Some biomass power uses methane from landfills, sewage, and farms. The current price of power from one Vermont-owned plant is lower than VY’s. Burning such methane is carbon-neutral but reduces greenhouse gasses. It supplies base-load power.
Artificial harvest of solar energy is most efficient with solar-thermal collection, as in solar hot water. The heat is stored for several days to a week or more without much sunshine. If 75% of the houses in Vermont had solar hot water, the energy saved will equal to what VY produces. Operation is carbon-neutral.
Deep-earth geothermal power is used in many places and is the main power source in at least one First World country. It has some promise to be used in some Vermont towns the same way. If it is, it will supply base-load power and local heating with a very small carbon footprint.

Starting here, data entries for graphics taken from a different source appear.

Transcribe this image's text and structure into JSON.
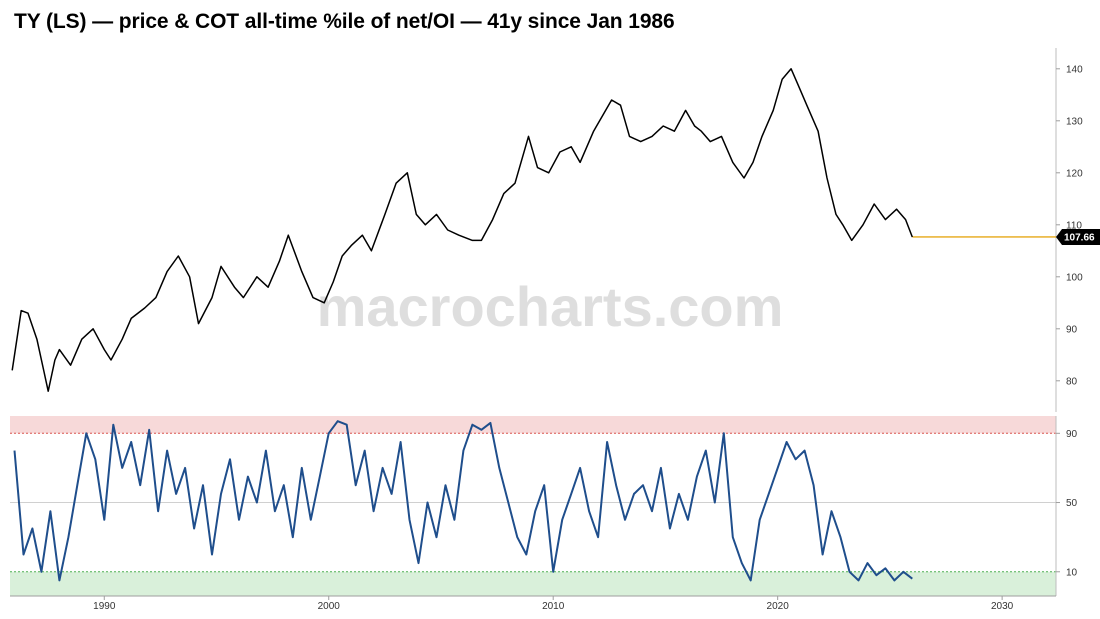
{
  "header": {
    "title": "TY (LS) — price & COT all-time %ile of net/OI — 41y since Jan 1986"
  },
  "watermark": "macrocharts.com",
  "colors": {
    "price_line": "#000000",
    "percentile_line": "#1f4e8c",
    "last_price_line": "#e6a817",
    "upper_band": "#f7d9d9",
    "lower_band": "#d9f0da",
    "upper_threshold": "#d9534f",
    "lower_threshold": "#4caf50"
  },
  "chart_data": [
    {
      "type": "line",
      "title": "",
      "series": [
        {
          "x": [
            1985.9,
            1986.3,
            1986.6,
            1987.0,
            1987.3,
            1987.5,
            1987.8,
            1988.0,
            1988.5,
            1989.0,
            1989.5,
            1990.0,
            1990.3,
            1990.8,
            1991.2,
            1991.8,
            1992.3,
            1992.8,
            1993.3,
            1993.8,
            1994.2,
            1994.8,
            1995.2,
            1995.8,
            1996.2,
            1996.8,
            1997.3,
            1997.8,
            1998.2,
            1998.8,
            1999.3,
            1999.8,
            2000.2,
            2000.6,
            2001.0,
            2001.5,
            2001.9,
            2002.5,
            2003.0,
            2003.5,
            2003.9,
            2004.3,
            2004.8,
            2005.3,
            2005.8,
            2006.4,
            2006.8,
            2007.3,
            2007.8,
            2008.3,
            2008.9,
            2009.3,
            2009.8,
            2010.3,
            2010.8,
            2011.2,
            2011.8,
            2012.2,
            2012.6,
            2013.0,
            2013.4,
            2013.9,
            2014.4,
            2014.9,
            2015.4,
            2015.9,
            2016.3,
            2016.6,
            2017.0,
            2017.5,
            2018.0,
            2018.5,
            2018.9,
            2019.3,
            2019.8,
            2020.2,
            2020.6,
            2020.9,
            2021.3,
            2021.8,
            2022.2,
            2022.6,
            2022.9,
            2023.3,
            2023.8,
            2024.3,
            2024.8,
            2025.3,
            2025.7,
            2026.0
          ],
          "values": [
            82,
            93.5,
            93,
            88,
            82,
            78,
            84,
            86,
            83,
            88,
            90,
            86,
            84,
            88,
            92,
            94,
            96,
            101,
            104,
            100,
            91,
            96,
            102,
            98,
            96,
            100,
            98,
            103,
            108,
            101,
            96,
            95,
            99,
            104,
            106,
            108,
            105,
            112,
            118,
            120,
            112,
            110,
            112,
            109,
            108,
            107,
            107,
            111,
            116,
            118,
            127,
            121,
            120,
            124,
            125,
            122,
            128,
            131,
            134,
            133,
            127,
            126,
            127,
            129,
            128,
            132,
            129,
            128,
            126,
            127,
            122,
            119,
            122,
            127,
            132,
            138,
            140,
            137,
            133,
            128,
            119,
            112,
            110,
            107,
            110,
            114,
            111,
            113,
            111,
            107.66
          ]
        }
      ],
      "ylim": [
        74,
        144
      ],
      "yticks": [
        "80",
        "90",
        "100",
        "110",
        "120",
        "130",
        "140"
      ],
      "last_value": 107.66,
      "last_value_label": "107.66"
    },
    {
      "type": "line",
      "title": "",
      "series": [
        {
          "x": [
            1986.0,
            1986.4,
            1986.8,
            1987.2,
            1987.6,
            1988.0,
            1988.4,
            1988.8,
            1989.2,
            1989.6,
            1990.0,
            1990.4,
            1990.8,
            1991.2,
            1991.6,
            1992.0,
            1992.4,
            1992.8,
            1993.2,
            1993.6,
            1994.0,
            1994.4,
            1994.8,
            1995.2,
            1995.6,
            1996.0,
            1996.4,
            1996.8,
            1997.2,
            1997.6,
            1998.0,
            1998.4,
            1998.8,
            1999.2,
            1999.6,
            2000.0,
            2000.4,
            2000.8,
            2001.2,
            2001.6,
            2002.0,
            2002.4,
            2002.8,
            2003.2,
            2003.6,
            2004.0,
            2004.4,
            2004.8,
            2005.2,
            2005.6,
            2006.0,
            2006.4,
            2006.8,
            2007.2,
            2007.6,
            2008.0,
            2008.4,
            2008.8,
            2009.2,
            2009.6,
            2010.0,
            2010.4,
            2010.8,
            2011.2,
            2011.6,
            2012.0,
            2012.4,
            2012.8,
            2013.2,
            2013.6,
            2014.0,
            2014.4,
            2014.8,
            2015.2,
            2015.6,
            2016.0,
            2016.4,
            2016.8,
            2017.2,
            2017.6,
            2018.0,
            2018.4,
            2018.8,
            2019.2,
            2019.6,
            2020.0,
            2020.4,
            2020.8,
            2021.2,
            2021.6,
            2022.0,
            2022.4,
            2022.8,
            2023.2,
            2023.6,
            2024.0,
            2024.4,
            2024.8,
            2025.2,
            2025.6,
            2026.0
          ],
          "values": [
            80,
            20,
            35,
            10,
            45,
            5,
            30,
            60,
            90,
            75,
            40,
            95,
            70,
            85,
            60,
            92,
            45,
            80,
            55,
            70,
            35,
            60,
            20,
            55,
            75,
            40,
            65,
            50,
            80,
            45,
            60,
            30,
            70,
            40,
            65,
            90,
            97,
            95,
            60,
            80,
            45,
            70,
            55,
            85,
            40,
            15,
            50,
            30,
            60,
            40,
            80,
            95,
            92,
            96,
            70,
            50,
            30,
            20,
            45,
            60,
            10,
            40,
            55,
            70,
            45,
            30,
            85,
            60,
            40,
            55,
            60,
            45,
            70,
            35,
            55,
            40,
            65,
            80,
            50,
            90,
            30,
            15,
            5,
            40,
            55,
            70,
            85,
            75,
            80,
            60,
            20,
            45,
            30,
            10,
            5,
            15,
            8,
            12,
            5,
            10,
            6
          ]
        }
      ],
      "ylim": [
        -4,
        100
      ],
      "yticks": [
        "10",
        "50",
        "90"
      ],
      "upper_threshold": 90,
      "lower_threshold": 10,
      "xlim": [
        1985.8,
        2032.4
      ],
      "xticks": [
        "1990",
        "2000",
        "2010",
        "2020",
        "2030"
      ]
    }
  ]
}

Efficiency Vermont saves more power than some suppliers produce. This is equivalent to base-load, carbon-neutral power. Most houses in Vermont still need its services, which will save much more than VY produces. And household utility costs will be reduced.
We could list many more alternate power supplies. I have not even got to wind and hydro.
Nuclear power is supported by loan guarantees of up to 80% of the cost of a plant, covered by taxpayers. Insurance risk for catastrophic failure is almost entirely born by taxpayers. The cost of dealing with the waste falls to the taxpayers. The taxpayer gets no return for these risks except in the price of power. But, the power is expensive anyway. VY is planning a 50% price increase if its license is renewed, but will only commit to that price for a fraction of what we buy.
Nuclear plants age quickly. VY is one of the oldest plants in the world, and the tritium leak is a symptom of its age. Repairs that go beyond a patch and really address the problem would be prohibitively expensive. The cost would dramatically increase the price of power or close the plant altogether.
The internal reaction is carbon-neutral, but this does not consider decommissioning, which produces a lot of them, or waste disposal, which is unknown.
If the plant closes, there will not automatically be a sudden increase in taxes in Vernon. Maine Yankee, which operated years ago in a town very like Vernon, continued to pay taxes from the time it closed until it was fully decommissioned. After it closed, it paid a good deal more than VY is paying now.
By way of comparison, the money we pay VY for electricity all comes from our economy, and only about 40% of it is put back. Local power from local resources will keep close to all of our money here. VY employs about 210 Vermont residents, and many of these will not lose their jobs when the plant closes. Developing local resources will develop many new jobs, possibly thousands of them. Greenhouse gas comparisons are often deceptively favorable for nuclear technology.
Now, to assess the facts: Why are we even thinking about relicensing VY?
by George Harvey of Brattleboro, Vt.